At the end of the debate, Lawan said:“We should prepare our minds that not all what we have resolved on would be implemented, we should pray that whatever we resolve will bring solution. The executive may have their own solution on the way forward, so there would be need for us to join the two efforts to ensure that the lives and property of Nigerians are protected.”

Also, in the House of Representatives yesterday, the Speaker, Femi Gbajabiamila, expressed concern over the spate of insecurity in the country.Speaking at the start of plenary session, he assured Nigerians that the House would live up to its responsibility to ensure the wellbeing of the citizenry.

The speaker, who lamented the upsurge in the nefarious activities of the Boko Haram terrorists, particularly supported the decision by the South-west governors to put in place the regional security network code-named Amotekun to support the efforts of the Nigeria Police in preventing crime and protecting life and property .He urged the leadership of the House to take active steps to bring to the floor, appropriate amendments to the constitution and other interventions to protect life and property.

Gbajabiamila said: “We have witnessed across the country, a recognisable uptick in crime, manifested through the activities of bandits destroying communities, kidnappers operating for profit and insurgents seeking to remake our world in the image of a discredited theocracy.

“All people of conscience mourn the loss of a reverend and a senior member of the Christian Association of Nigeria (CAN) in Adamawa State, Mr. Lawan Adimi, a good and honourable man, who through the church and in his personal capacity served the people of his community, earning their reverence and our collective gratitude.

“In the midst of our mourning, our hearts were broken once more by the release of a video depicting the gruesome assassination of Mr. Ropvil Dalep Daciya, a student from Plateau State who was abducted by suspected Boko Haram terrorists on his way back to school at the University of Maiduguri.“God forbid that it is now our nation’s fate to live forever under the threat of abduction and murder. What gaps and weaknesses continue to exist in the national security infrastructure that makes us more susceptible to the machinations of those who seek to achieve wealth and power through brutal violence?

“Our cup of endurance has run over and we are no longer willing to labour under these dark clouds of random violence inflicted upon our people by faceless cowards whose ends we do not understand, and whose means we do not know.

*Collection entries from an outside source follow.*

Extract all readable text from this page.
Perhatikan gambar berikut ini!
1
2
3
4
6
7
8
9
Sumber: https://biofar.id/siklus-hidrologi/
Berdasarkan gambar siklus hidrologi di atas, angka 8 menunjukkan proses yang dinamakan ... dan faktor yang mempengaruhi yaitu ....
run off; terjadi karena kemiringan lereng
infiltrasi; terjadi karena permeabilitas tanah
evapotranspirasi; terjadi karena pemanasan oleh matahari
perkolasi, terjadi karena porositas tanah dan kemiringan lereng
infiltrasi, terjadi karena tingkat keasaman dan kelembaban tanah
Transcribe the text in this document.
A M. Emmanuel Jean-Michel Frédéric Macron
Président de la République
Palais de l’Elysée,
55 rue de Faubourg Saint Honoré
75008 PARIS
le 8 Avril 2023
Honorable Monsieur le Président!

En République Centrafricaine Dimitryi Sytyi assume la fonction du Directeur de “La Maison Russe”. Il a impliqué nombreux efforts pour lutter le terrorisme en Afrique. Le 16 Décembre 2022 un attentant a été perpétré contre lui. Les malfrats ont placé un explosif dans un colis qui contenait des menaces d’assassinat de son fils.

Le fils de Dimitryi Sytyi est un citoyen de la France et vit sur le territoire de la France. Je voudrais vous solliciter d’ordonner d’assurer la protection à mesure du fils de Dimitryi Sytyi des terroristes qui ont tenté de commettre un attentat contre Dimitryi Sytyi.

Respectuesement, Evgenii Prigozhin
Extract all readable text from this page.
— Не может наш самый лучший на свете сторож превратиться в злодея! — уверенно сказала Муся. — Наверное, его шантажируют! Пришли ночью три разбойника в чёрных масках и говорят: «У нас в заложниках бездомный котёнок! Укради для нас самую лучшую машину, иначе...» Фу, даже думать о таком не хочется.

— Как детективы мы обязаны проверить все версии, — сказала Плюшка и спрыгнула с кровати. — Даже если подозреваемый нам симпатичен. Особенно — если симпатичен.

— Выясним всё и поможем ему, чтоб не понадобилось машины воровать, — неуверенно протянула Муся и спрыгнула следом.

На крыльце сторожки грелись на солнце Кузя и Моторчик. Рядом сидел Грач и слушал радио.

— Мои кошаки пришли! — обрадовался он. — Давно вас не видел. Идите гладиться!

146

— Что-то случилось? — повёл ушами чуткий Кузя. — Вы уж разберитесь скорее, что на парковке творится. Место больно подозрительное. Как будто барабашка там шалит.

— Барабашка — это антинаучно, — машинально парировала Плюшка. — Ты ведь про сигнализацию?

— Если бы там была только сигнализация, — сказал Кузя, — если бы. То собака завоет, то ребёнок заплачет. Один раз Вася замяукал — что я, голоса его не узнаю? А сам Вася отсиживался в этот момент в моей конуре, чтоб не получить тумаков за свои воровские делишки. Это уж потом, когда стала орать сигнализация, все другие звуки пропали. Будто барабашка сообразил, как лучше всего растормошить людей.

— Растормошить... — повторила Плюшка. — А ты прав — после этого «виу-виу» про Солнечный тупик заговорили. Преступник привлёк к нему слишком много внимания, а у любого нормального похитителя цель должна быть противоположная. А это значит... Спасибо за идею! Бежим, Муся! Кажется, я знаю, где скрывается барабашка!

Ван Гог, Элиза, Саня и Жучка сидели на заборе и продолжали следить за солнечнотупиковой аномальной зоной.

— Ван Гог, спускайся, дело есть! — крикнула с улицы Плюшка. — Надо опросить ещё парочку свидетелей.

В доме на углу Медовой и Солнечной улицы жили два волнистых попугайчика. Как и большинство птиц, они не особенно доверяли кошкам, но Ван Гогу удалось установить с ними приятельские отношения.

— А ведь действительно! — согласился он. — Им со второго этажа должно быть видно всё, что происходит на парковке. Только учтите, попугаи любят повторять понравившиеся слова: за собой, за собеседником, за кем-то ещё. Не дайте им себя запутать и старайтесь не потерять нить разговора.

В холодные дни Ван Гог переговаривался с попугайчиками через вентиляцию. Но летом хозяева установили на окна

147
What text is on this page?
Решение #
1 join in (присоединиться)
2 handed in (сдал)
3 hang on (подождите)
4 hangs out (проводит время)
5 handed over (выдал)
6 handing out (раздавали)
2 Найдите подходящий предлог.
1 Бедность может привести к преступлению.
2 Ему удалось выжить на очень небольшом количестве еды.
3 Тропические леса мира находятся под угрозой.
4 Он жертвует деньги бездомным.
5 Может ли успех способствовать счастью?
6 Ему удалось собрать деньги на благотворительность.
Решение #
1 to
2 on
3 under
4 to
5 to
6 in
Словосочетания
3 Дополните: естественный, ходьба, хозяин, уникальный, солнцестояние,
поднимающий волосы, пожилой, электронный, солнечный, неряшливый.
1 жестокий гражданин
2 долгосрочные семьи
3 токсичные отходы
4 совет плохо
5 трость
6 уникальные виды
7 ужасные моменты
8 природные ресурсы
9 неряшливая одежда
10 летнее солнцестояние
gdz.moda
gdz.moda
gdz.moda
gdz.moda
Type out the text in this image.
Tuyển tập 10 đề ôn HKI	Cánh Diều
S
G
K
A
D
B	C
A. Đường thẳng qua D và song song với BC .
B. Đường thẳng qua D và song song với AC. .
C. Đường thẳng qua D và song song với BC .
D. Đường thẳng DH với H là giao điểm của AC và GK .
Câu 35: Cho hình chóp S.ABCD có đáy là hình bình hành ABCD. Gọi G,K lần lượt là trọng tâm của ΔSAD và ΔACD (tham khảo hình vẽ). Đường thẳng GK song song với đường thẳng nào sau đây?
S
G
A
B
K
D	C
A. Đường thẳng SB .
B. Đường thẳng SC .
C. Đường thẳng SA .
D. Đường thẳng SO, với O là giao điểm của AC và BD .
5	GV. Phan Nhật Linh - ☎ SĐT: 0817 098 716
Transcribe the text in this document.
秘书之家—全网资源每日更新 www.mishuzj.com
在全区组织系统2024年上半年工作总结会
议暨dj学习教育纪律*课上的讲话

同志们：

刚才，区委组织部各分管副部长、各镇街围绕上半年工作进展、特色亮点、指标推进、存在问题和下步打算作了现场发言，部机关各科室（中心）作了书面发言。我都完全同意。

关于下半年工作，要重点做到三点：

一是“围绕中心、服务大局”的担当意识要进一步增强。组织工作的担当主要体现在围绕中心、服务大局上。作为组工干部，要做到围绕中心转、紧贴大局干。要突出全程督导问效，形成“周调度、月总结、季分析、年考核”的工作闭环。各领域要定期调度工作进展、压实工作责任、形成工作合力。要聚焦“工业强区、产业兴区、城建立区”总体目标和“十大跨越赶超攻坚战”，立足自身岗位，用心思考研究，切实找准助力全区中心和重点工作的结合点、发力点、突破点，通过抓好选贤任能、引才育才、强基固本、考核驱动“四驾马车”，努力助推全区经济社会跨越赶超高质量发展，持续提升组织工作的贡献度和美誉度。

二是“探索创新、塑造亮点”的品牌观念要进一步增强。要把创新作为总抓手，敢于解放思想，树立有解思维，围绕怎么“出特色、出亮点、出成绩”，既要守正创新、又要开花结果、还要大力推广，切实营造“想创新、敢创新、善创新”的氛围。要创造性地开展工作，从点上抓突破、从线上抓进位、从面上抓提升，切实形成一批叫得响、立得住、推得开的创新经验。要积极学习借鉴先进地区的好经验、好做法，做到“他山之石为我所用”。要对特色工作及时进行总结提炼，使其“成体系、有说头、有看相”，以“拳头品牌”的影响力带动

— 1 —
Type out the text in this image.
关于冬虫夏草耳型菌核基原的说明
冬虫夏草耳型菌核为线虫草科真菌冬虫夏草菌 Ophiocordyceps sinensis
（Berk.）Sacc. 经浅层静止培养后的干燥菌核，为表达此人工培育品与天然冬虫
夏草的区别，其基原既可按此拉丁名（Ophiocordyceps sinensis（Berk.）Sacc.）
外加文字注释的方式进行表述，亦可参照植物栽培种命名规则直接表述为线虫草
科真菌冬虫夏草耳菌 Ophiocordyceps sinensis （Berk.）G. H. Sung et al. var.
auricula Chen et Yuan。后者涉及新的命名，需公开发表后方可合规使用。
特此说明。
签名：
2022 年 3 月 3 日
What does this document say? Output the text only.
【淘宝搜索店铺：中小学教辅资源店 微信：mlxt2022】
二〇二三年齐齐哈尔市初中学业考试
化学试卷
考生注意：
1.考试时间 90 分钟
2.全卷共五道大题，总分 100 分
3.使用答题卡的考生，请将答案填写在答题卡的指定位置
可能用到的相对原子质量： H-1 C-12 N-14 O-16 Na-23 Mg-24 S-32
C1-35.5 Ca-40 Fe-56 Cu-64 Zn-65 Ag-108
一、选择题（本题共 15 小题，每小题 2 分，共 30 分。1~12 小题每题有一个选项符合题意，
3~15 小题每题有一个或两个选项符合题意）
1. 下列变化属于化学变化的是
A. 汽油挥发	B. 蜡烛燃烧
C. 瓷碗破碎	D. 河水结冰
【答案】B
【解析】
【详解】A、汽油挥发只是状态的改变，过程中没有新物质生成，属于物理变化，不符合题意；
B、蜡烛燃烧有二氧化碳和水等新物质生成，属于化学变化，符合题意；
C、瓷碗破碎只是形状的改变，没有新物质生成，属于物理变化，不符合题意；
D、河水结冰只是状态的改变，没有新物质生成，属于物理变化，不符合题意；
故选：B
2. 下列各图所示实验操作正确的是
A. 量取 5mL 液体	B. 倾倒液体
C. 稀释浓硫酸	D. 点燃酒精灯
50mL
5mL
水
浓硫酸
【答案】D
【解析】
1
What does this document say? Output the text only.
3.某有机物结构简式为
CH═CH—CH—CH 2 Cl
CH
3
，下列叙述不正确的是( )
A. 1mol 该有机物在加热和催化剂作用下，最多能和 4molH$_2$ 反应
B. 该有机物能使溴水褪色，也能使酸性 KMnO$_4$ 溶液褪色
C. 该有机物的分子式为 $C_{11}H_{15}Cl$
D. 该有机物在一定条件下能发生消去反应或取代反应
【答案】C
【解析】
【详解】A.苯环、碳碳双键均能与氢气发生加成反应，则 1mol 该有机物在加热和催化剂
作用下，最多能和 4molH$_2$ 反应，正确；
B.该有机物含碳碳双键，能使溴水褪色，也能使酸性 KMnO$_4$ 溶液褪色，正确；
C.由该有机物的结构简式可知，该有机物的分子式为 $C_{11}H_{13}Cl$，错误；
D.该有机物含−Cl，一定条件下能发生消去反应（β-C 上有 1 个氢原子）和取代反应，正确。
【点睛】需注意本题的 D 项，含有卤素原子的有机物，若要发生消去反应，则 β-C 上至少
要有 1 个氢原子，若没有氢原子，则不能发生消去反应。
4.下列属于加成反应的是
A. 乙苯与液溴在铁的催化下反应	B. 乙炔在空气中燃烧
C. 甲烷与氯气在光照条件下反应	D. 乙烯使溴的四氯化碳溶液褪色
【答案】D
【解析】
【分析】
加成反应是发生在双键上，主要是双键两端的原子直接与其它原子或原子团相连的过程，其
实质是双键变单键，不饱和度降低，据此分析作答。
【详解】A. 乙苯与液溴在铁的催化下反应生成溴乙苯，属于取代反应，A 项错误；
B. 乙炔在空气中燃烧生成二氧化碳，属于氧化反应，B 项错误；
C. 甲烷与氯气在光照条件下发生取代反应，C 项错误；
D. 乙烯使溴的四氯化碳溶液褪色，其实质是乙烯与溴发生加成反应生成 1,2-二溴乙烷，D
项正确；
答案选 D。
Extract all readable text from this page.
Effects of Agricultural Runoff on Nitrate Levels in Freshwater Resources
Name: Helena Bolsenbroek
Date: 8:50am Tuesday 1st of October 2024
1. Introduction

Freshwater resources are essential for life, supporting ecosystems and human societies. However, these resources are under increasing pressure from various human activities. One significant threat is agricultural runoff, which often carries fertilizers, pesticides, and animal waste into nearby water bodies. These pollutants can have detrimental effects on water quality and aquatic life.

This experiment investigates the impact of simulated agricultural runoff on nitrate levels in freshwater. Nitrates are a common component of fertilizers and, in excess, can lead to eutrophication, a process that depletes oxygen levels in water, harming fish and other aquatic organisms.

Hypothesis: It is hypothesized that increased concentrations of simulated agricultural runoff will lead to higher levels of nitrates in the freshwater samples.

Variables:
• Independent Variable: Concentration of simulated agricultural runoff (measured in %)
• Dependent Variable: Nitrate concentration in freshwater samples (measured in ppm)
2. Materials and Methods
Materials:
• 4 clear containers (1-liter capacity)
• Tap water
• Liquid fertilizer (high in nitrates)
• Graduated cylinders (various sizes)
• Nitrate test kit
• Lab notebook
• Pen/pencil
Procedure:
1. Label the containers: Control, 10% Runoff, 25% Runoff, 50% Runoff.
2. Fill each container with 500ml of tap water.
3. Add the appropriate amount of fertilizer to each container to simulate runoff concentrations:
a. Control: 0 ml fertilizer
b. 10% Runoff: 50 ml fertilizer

“Overcoming our overwhelming national security challenges now requires of us all that we be willing to accept new approaches and consider novel ideas. Neither the security institutions nor political leaders can afford to hold on too tightly to a status quo whose frustrating limitations are painfully evident, whilst reflexively rejecting innovations that may improve our fortunes if properly implemented.

“The establishment of Àmòtékùn, as the network is called, has met with commentary from across the country, both for and against. Too often, it has seemed to me that lost in these interactions is the hard, brutal and unavoidable fact that Àmòtékùn and other such state or zonal interventions that already quietly exist in other parts of the country are a desperate response to the vile manifestations of insecurity that trouble the lives of citizens, depriving them of the peace and security that gives life meaning.

“I do not know that Àmòtékùn or whatever iterations of it may follow represents the ultimate or perfect solution to the problem of insecurity in our country. Nobody does that. What I do know with absolute clarity and certainty is that the localised manifestations of insecurity across the different parts of our country call for unique and localised approaches that take those peculiarities into account.”